Within the changes, the of-the-moment configuration of Jason Chimera, Jay Beagle and Tom Wilson seems to have struck an appropriate chord. That trio, united after Grabovski hobbled off the ice in Newark, combined for two of Washington’s six goals on the weekend, which is no small feat for a squad looking to create consistent offense.
Over the past several weeks Beagle and Wilson have developed a familiarity with each other that has allowed them to make successful reads and decisions with the puck to move the play out of their own end. It’s not surprising that they’ve found some chemistry given that Beagle has spent 59.3 percent of his even-strength shifts with the rookie winger and Wilson seen 43.7 percent of his with the hard-working center. So Coach Adam Oates opted to keep the two of them together when he reconfigured the lineup.
“You want to be able to put them out there at all situations,” Oates said. “Playing with Chimmer, all of a sudden you’ve got three fast guys that are big and strong that if they can continue to protect the puck in the right spots they’ll be a very dominant line.”
Making the correct plays is key for both Beagle and Wilson, no matter who they play with. Given their limited ice time as fourth liners they’ve been working to clean up their breakouts so that whenever they’re on the ice they can spend less time trapped in their own zone – a valuable trait regardless what type of role they’re in.
As they’ve learned to read off each other, their outlet passes are cleaner and they’ve been able to sustain momentum-building forechecks along with creating the occasional scoring chance.
“Two or three weeks ago we started playing together again and all of a sudden something clicked. I was starting to read off him, he was starting to read off me,” Beagle said. “We were playing a lot in the offensive zone.
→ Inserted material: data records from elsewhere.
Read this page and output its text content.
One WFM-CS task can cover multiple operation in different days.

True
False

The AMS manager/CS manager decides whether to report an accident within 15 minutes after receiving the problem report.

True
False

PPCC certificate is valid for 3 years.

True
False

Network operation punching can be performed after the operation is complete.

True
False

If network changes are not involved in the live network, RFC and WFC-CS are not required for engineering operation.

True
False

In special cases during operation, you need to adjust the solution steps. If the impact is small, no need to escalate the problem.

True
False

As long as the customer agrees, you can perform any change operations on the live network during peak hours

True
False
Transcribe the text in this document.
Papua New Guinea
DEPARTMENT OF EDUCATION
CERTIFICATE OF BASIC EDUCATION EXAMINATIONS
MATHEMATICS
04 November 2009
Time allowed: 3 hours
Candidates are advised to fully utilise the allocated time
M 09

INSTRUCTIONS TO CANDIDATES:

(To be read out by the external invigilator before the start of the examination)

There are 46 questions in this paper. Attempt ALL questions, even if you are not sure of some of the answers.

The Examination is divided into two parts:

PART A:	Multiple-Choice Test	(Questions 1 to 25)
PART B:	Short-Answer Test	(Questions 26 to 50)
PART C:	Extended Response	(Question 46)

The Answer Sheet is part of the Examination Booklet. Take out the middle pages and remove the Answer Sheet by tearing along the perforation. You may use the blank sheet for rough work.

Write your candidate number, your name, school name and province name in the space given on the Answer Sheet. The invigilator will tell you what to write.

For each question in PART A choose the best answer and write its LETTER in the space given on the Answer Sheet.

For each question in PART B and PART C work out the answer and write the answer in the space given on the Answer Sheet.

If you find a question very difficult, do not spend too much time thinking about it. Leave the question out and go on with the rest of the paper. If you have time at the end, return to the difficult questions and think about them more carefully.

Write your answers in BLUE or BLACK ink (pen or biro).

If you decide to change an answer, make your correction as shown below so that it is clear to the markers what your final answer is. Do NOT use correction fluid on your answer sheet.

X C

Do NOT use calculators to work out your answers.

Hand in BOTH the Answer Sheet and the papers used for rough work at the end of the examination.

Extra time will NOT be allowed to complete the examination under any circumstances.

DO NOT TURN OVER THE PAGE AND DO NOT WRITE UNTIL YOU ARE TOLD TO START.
We weren’t getting goals but we were playing down low, we were playing with a lot of energy and it all of a sudden seemed to click and when you’re breaking out of the zone clean and you get into their end the chances are going to come.”
Said Wilson: “Beags has just done such a good job lately of being in the right spot especially in the D zone, along that wall…..He’s been in the perfect spot as an out for me and that’s such a nice thing if you’re a winger on the wall, knowing he’s going to be there for you and you’re not going to get hammered and if you do get hit the puck will be there and he’ll be there.”
Both Beagle and Wilson are eager to show what they can do with increased responsibility now that Grabovski’s injury has provided such an opportunity. But as they get a little more ice time and perhaps more offensive zone starts, their best course of action may be sticking with the simple approach that has helped them drive the play in recent games.
For Chimera, jumping in with two quick, hard-working forwards is an easy adjustment and he wants to help them find more ways to succeed.
“Willy’s a fun guy to play with. If he’s not going to hit someone, he’s going to hit you. I told him, ‘Don’t worry about anything, just skate. If I’m in your way, knock me over,’” Chimera said. “They’re fun to play with. It’s good to see Beags get rewarded with a goal last game. He’s one of those guys that’s kind of our unsung hero. He works so hard in practice, he’s always one of the last guys out there. It’s nice for him to get a goal. We played pretty well as a line so it’s nice to see.”